Sue-Im Lee
Sue-Im Lee, Associate Professor of English, specializes in contemporary U. S. fiction and Asian American literature. Her book, A Body of Individuals: The Paradox of Community in Contemporary Fiction (2009), examines the novels of Toni Morrison, Richard Powers, Karen Tei Yamashita, Lydia Davis, Lynne Tillman, and David Markson, in dialogue with postmodern theories of community. She has co-edited, with Rocio Davis, Literary Gestures: The Aesthetic in Asian American Writing (2005). She has published, or has forthcoming, essays on Theresa Hak Kyung Cha and realism, role of irony in contemporary fiction, and Carlos Bulosan and self-generated craft in Asian American fiction. In addition to her journal essays, her essays appear in Fiction's Present: Situating Contemporary Narrative Innovation (2005), Literature and Globalization: A Reader (2010), and New Horizons in the Analysis of World Narrative Fiction (2011).

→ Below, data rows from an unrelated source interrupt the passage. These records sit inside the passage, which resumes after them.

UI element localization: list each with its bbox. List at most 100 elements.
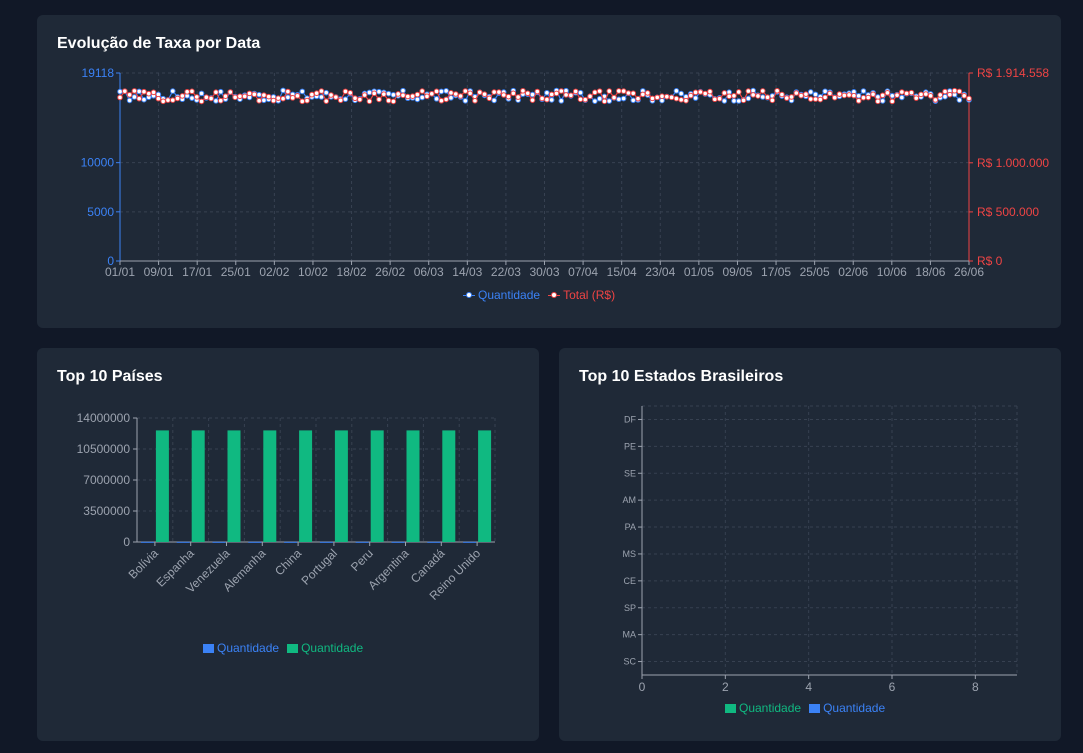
data-point-total	[400, 92, 406, 99]
y-right-tick-label: R$ 1.914.558	[977, 66, 1049, 80]
data-point-total	[160, 98, 166, 105]
data-point-quantidade	[812, 91, 819, 98]
x-tick-label: 6	[889, 680, 896, 694]
legend-swatch-icon	[725, 703, 736, 713]
data-point-total	[692, 89, 699, 96]
data-point-total	[246, 90, 253, 97]
data-point-total	[798, 92, 804, 99]
data-point-total	[587, 93, 593, 100]
data-point-total	[352, 95, 358, 102]
data-point-total	[520, 87, 526, 94]
data-point-total	[337, 97, 344, 104]
legend-item-quantidade-green[interactable]: Quantidade	[725, 701, 801, 715]
data-point-total	[270, 97, 277, 104]
data-point-total	[913, 95, 920, 101]
data-point-total	[333, 94, 339, 100]
data-point-total	[726, 93, 732, 100]
data-point-quantidade	[822, 88, 828, 95]
data-point-quantidade	[731, 98, 737, 104]
data-point-quantidade	[366, 89, 373, 96]
top-states-card: Top 10 Estados Brasileiros 0 2 4 6 8 DF PE SE AM…	[559, 348, 1061, 741]
data-point-total	[500, 92, 507, 98]
data-point-total	[515, 94, 521, 100]
data-point-quantidade	[213, 98, 219, 104]
data-point-quantidade	[189, 95, 195, 101]
data-point-total	[404, 93, 411, 100]
bar-quantidade-green	[442, 430, 456, 542]
data-point-total	[476, 89, 483, 96]
data-point-total	[232, 94, 238, 101]
data-point-total	[635, 95, 641, 102]
data-point-total	[150, 89, 157, 96]
data-point-quantidade	[462, 97, 469, 104]
data-point-total	[731, 92, 737, 99]
data-point-total	[203, 94, 210, 101]
x-tick-label: 26/02	[375, 265, 405, 279]
data-point-total	[606, 88, 613, 94]
y-left-tick-label: 0	[107, 254, 114, 268]
data-point-total	[889, 98, 896, 105]
data-point-total	[668, 94, 675, 101]
data-point-quantidade	[745, 95, 752, 102]
data-point-total	[544, 96, 550, 103]
x-tick-label: 30/03	[529, 265, 559, 279]
data-point-total	[572, 88, 579, 95]
x-tick-label: 06/03	[414, 265, 444, 279]
data-point-total	[783, 95, 790, 101]
legend-label-total: Total (R$)	[563, 288, 616, 302]
data-point-total	[213, 89, 219, 96]
x-tick-label: 23/04	[645, 265, 675, 279]
data-point-quantidade	[323, 89, 330, 96]
data-point-quantidade	[198, 90, 205, 97]
data-point-quantidade	[620, 95, 627, 102]
data-point-quantidade	[117, 88, 123, 95]
y-left-tick-label: 5000	[87, 205, 114, 219]
data-point-total	[189, 88, 195, 95]
data-point-total	[831, 94, 838, 101]
data-point-total	[860, 94, 867, 101]
legend-item-quantidade-blue[interactable]: Quantidade	[203, 641, 279, 655]
data-point-quantidade	[433, 96, 440, 102]
data-point-total	[534, 88, 541, 95]
data-point-total	[851, 92, 857, 99]
data-point-total	[486, 95, 493, 102]
data-point-total	[409, 93, 416, 99]
data-point-quantidade	[414, 96, 421, 103]
x-tick-label: 0	[639, 680, 646, 694]
data-point-quantidade	[855, 93, 862, 99]
bar-quantidade-blue	[427, 541, 441, 543]
legend-swatch-icon	[287, 643, 299, 653]
data-point-quantidade	[169, 88, 176, 94]
y-tick-label: 14000000	[77, 411, 131, 425]
data-point-total	[261, 92, 267, 98]
data-point-total	[361, 92, 368, 98]
data-point-quantidade	[956, 97, 963, 103]
data-point-quantidade	[721, 98, 728, 104]
data-point-quantidade	[548, 97, 555, 103]
rate-evolution-chart: 01/01 09/01 17/01 25/01 02/02 10/02 18/02 26/02…	[81, 66, 1050, 279]
x-tick-label: 15/04	[607, 265, 637, 279]
data-point-total	[347, 89, 354, 96]
rate-evolution-legend: Quantidade Total (R$)	[463, 288, 615, 302]
data-point-quantidade	[616, 96, 622, 103]
data-point-quantidade	[899, 94, 905, 101]
data-point-total	[452, 91, 459, 97]
legend-item-total[interactable]: Total (R$)	[548, 288, 615, 302]
legend-item-quantidade[interactable]: Quantidade	[463, 288, 540, 302]
y-tick-label: SP	[624, 603, 636, 613]
legend-item-quantidade-green[interactable]: Quantidade	[287, 641, 363, 655]
data-point-total	[299, 98, 306, 105]
data-point-total	[764, 94, 771, 101]
bar-quantidade-blue	[355, 541, 369, 543]
legend-item-quantidade-blue[interactable]: Quantidade	[809, 701, 885, 715]
data-point-quantidade	[879, 98, 886, 104]
data-point-total	[899, 89, 905, 95]
data-point-total	[448, 90, 454, 96]
y-left-tick-label: 19118	[82, 66, 115, 80]
x-tick-label: 25/05	[800, 265, 830, 279]
x-tick-label: Peru	[348, 546, 376, 574]
data-point-total	[870, 91, 876, 98]
data-point-total	[908, 89, 915, 96]
data-point-total	[145, 90, 152, 97]
x-tick-label: 2	[722, 680, 729, 694]
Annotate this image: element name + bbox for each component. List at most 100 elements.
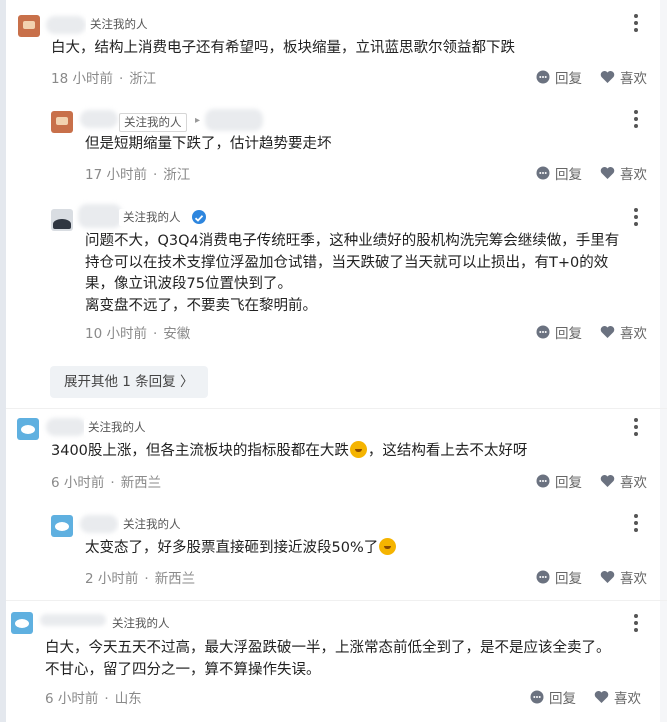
timestamp: 10 小时前 bbox=[85, 326, 147, 342]
reply-button[interactable]: 回复 bbox=[530, 687, 576, 707]
reply-label: 回复 bbox=[555, 326, 582, 342]
left-edge-strip bbox=[0, 0, 6, 722]
like-button[interactable]: 喜欢 bbox=[594, 687, 641, 707]
reply-text-part: 太变态了，好多股票直接砸到接近波段50%了 bbox=[85, 540, 379, 556]
timestamp: 18 小时前 bbox=[51, 71, 113, 87]
like-button[interactable]: 喜欢 bbox=[600, 163, 647, 183]
more-icon[interactable] bbox=[630, 612, 642, 634]
reply-label: 回复 bbox=[555, 167, 582, 183]
scrollbar[interactable] bbox=[660, 0, 667, 722]
divider bbox=[6, 408, 667, 409]
reply-text: 但是短期缩量下跌了，估计趋势要走坏 bbox=[85, 136, 332, 152]
reply-button[interactable]: 回复 bbox=[536, 67, 582, 87]
heart-icon bbox=[600, 571, 615, 583]
timestamp: 17 小时前 bbox=[85, 167, 147, 183]
avatar[interactable] bbox=[18, 15, 40, 37]
timestamp: 2 小时前 bbox=[85, 571, 139, 587]
like-label: 喜欢 bbox=[620, 326, 647, 342]
more-icon[interactable] bbox=[630, 512, 642, 534]
heart-icon bbox=[600, 71, 615, 83]
comment-meta: 18 小时前 · 浙江 bbox=[51, 71, 157, 87]
avatar[interactable] bbox=[51, 515, 73, 537]
comment-icon bbox=[536, 325, 550, 339]
avatar[interactable] bbox=[11, 612, 33, 634]
reply-button[interactable]: 回复 bbox=[536, 322, 582, 342]
comment-text-line: 白大，今天五天不过高，最大浮盈跌破一半，上涨常态前低全到了，是不是应该全卖了。 bbox=[45, 640, 611, 656]
more-icon[interactable] bbox=[630, 416, 642, 438]
like-label: 喜欢 bbox=[620, 71, 647, 87]
reply-button[interactable]: 回复 bbox=[536, 567, 582, 587]
like-label: 喜欢 bbox=[620, 167, 647, 183]
avatar[interactable] bbox=[17, 418, 39, 440]
location: 浙江 bbox=[163, 167, 191, 183]
timestamp: 6 小时前 bbox=[45, 691, 99, 707]
username-redacted[interactable] bbox=[46, 418, 86, 436]
reply-label: 回复 bbox=[555, 571, 582, 587]
location: 浙江 bbox=[129, 71, 157, 87]
location: 新西兰 bbox=[120, 475, 162, 491]
heart-icon bbox=[600, 167, 615, 179]
reply-label: 回复 bbox=[549, 691, 576, 707]
divider bbox=[6, 600, 667, 601]
comment-text-part: 3400股上涨，但各主流板块的指标股都在大跌 bbox=[51, 443, 349, 459]
reply-label: 回复 bbox=[555, 71, 582, 87]
like-button[interactable]: 喜欢 bbox=[600, 471, 647, 491]
reply-label: 回复 bbox=[555, 475, 582, 491]
expand-replies-button[interactable]: 展开其他 1 条回复 〉 bbox=[50, 366, 208, 398]
comment-meta: 6 小时前 · 新西兰 bbox=[51, 475, 162, 491]
avatar[interactable] bbox=[51, 209, 73, 231]
reply-text-line: 离变盘不远了，不要卖飞在黎明前。 bbox=[85, 298, 317, 314]
follow-tag: 关注我的人 bbox=[86, 16, 152, 33]
like-button[interactable]: 喜欢 bbox=[600, 567, 647, 587]
location: 安徽 bbox=[163, 326, 191, 342]
comment-text: 3400股上涨，但各主流板块的指标股都在大跌 ，这结构看上去不太好呀 bbox=[51, 441, 527, 463]
follow-tag: 关注我的人 bbox=[84, 419, 150, 436]
username-redacted[interactable] bbox=[40, 614, 106, 626]
more-icon[interactable] bbox=[630, 108, 642, 130]
reply-text-line: 持仓可以在技术支撑位浮盈加仓试错，当天跌破了当天就可以止损出，有T+0的效 bbox=[85, 255, 609, 271]
location: 新西兰 bbox=[154, 571, 196, 587]
heart-icon bbox=[600, 326, 615, 338]
reply-button[interactable]: 回复 bbox=[536, 163, 582, 183]
username-redacted[interactable] bbox=[80, 110, 118, 128]
username-redacted[interactable] bbox=[46, 16, 86, 34]
comment-text-line: 不甘心，留了四分之一，算不算操作失误。 bbox=[45, 662, 321, 678]
follow-tag: 关注我的人 bbox=[108, 615, 174, 632]
more-icon[interactable] bbox=[630, 12, 642, 34]
reply-meta: 17 小时前 · 浙江 bbox=[85, 167, 191, 183]
follow-tag: 关注我的人 bbox=[119, 209, 185, 226]
comment-icon bbox=[536, 166, 550, 180]
heart-icon bbox=[594, 691, 609, 703]
verified-icon bbox=[192, 210, 206, 224]
comment-icon bbox=[536, 70, 550, 84]
username-redacted[interactable] bbox=[80, 515, 118, 533]
comment-meta: 6 小时前 · 山东 bbox=[45, 691, 142, 707]
avatar[interactable] bbox=[51, 111, 73, 133]
reply-button[interactable]: 回复 bbox=[536, 471, 582, 491]
reply-text-line: 果，像立讯波段75位置快到了。 bbox=[85, 276, 292, 292]
like-label: 喜欢 bbox=[620, 475, 647, 491]
more-icon[interactable] bbox=[630, 206, 642, 228]
comment-text-part: ，这结构看上去不太好呀 bbox=[367, 443, 528, 459]
reply-text-line: 问题不大，Q3Q4消费电子传统旺季，这种业绩好的股机构洗完筹会继续做，手里有 bbox=[85, 233, 620, 249]
laugh-emoji bbox=[379, 538, 397, 555]
comment-icon bbox=[536, 474, 550, 488]
reply-text: 太变态了，好多股票直接砸到接近波段50%了 bbox=[85, 538, 397, 560]
like-label: 喜欢 bbox=[620, 571, 647, 587]
heart-icon bbox=[600, 475, 615, 487]
like-button[interactable]: 喜欢 bbox=[600, 67, 647, 87]
reply-meta: 2 小时前 · 新西兰 bbox=[85, 571, 196, 587]
reply-meta: 10 小时前 · 安徽 bbox=[85, 326, 191, 342]
location: 山东 bbox=[114, 691, 142, 707]
comment-text: 白大，结构上消费电子还有希望吗，板块缩量，立讯蓝思歌尔领益都下跌 bbox=[51, 40, 515, 56]
username-redacted[interactable] bbox=[205, 109, 263, 131]
username-redacted[interactable] bbox=[78, 204, 122, 228]
comment-icon bbox=[530, 690, 544, 704]
like-button[interactable]: 喜欢 bbox=[600, 322, 647, 342]
reply-arrow-icon: ▸ bbox=[195, 115, 201, 126]
follow-tag: 关注我的人 bbox=[119, 516, 185, 533]
follow-tag: 关注我的人 bbox=[119, 113, 187, 132]
like-label: 喜欢 bbox=[614, 691, 641, 707]
laugh-emoji bbox=[349, 441, 367, 458]
comment-icon bbox=[536, 570, 550, 584]
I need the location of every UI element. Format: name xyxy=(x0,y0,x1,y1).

Her current book project, tentatively titled Looking for Art in Asian American Literature, unveils the implicit and sometimes contradictory theories of art underlying contemporary Asian American literary critical enterprise.
Lee regularly teaches undergraduate and graduate courses on 20th American literature, contemporary fiction, experimental fiction, women and fiction, and Asian American literature.